Gubernur asal Buleleng itu menekankan Kabupaten Badung memiliki tanggung jawab besar karena menjadi pusat pariwisata Bali sekaligus penyumbang terbesar sektor hotel dan restoran.
Ia bahkan mengingatkan bahwa kenyamanan lama dalam membuang sampah tanpa pengolahan harus segera diakhiri.
“Kebiasaan nyaman harus kita akhiri. Kita harus mengubah perilaku. Saya sudah tidak takut, saya harus berani,” katanya.
Data yang dipaparkan menunjukkan volume sampah di Kabupaten Badung mencapai sekitar 800 ton per hari, sementara Kota Denpasar mencapai sekitar 1.300 ton per hari.
Karena itu, Koster meminta seluruh pelaku usaha mulai membangun sistem pengelolaan sampah mandiri di lingkungan masing-masing dan tidak lagi bergantung pada bantuan CSR.
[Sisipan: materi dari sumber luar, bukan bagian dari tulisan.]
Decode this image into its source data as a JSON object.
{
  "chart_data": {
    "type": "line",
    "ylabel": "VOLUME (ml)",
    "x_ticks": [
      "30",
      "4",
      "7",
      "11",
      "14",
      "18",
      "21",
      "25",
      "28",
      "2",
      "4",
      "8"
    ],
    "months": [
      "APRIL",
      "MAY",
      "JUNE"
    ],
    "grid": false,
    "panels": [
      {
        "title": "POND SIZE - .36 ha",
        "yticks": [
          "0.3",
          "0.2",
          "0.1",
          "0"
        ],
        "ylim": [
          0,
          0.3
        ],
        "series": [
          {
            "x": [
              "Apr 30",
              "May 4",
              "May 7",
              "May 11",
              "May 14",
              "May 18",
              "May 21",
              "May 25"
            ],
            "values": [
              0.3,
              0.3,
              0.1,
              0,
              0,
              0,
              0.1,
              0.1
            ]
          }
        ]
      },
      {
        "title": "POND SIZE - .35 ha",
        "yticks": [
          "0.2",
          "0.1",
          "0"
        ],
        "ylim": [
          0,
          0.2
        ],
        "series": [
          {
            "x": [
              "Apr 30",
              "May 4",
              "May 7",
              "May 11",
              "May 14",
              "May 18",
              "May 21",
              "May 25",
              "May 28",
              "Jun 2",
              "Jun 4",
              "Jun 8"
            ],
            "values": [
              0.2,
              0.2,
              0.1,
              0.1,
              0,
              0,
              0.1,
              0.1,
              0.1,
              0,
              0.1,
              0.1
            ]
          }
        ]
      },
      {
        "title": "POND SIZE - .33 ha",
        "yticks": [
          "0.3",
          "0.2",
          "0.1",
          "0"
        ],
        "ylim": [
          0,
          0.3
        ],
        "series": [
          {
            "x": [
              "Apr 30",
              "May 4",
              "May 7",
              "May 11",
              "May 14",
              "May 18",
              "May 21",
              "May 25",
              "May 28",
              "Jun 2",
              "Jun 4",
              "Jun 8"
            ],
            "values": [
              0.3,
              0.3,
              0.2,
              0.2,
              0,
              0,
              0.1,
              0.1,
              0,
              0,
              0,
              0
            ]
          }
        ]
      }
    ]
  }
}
“Tanggal 1 April sampai 1 Juli, TPST Suwung hanya menerima sampah residu. Setelah itu akan dihentikan. Para pelaku usaha harus mengelola sampah sendiri,” tegasnya.
Ia menambahkan, pelaku usaha yang belum mampu mengelola sampah mandiri diminta bergabung dengan pengelola lain agar sistem pengolahan tetap berjalan.
Menurut Koster, disiplin masyarakat Badung dalam memilah sampah justru dinilai lebih baik dibanding sebagian pelaku usaha pariwisata. Karena itu, pemerintah provinsi bersama pemerintah kabupaten/kota akan melakukan pengawasan ketat terhadap sektor Horeka.
“Pengelolaan sampah ini harus menjadi disiplin hidup,” imbuhnya.
Sementara itu, Bupati Badung I Wayan Adi Arnawa mengatakan sektor pariwisata menjadi tulang punggung ekonomi Badung dengan kontribusi lebih dari 70 persen Pendapatan Asli Daerah (PAD) berasal dari pajak hotel dan restoran.
Namun di balik pertumbuhan investasi dan pariwisata tersebut, Badung juga menghadapi berbagai persoalan lingkungan seperti kemacetan, banjir, krisis air bersih, hingga persoalan sampah.
Berdasarkan data Pemerintah Kabupaten Badung, total timbulan sampah mencapai sekitar 876,1 ton per hari dengan lebih dari 40 persen sampah non-rumah tangga berasal dari sektor Horeka.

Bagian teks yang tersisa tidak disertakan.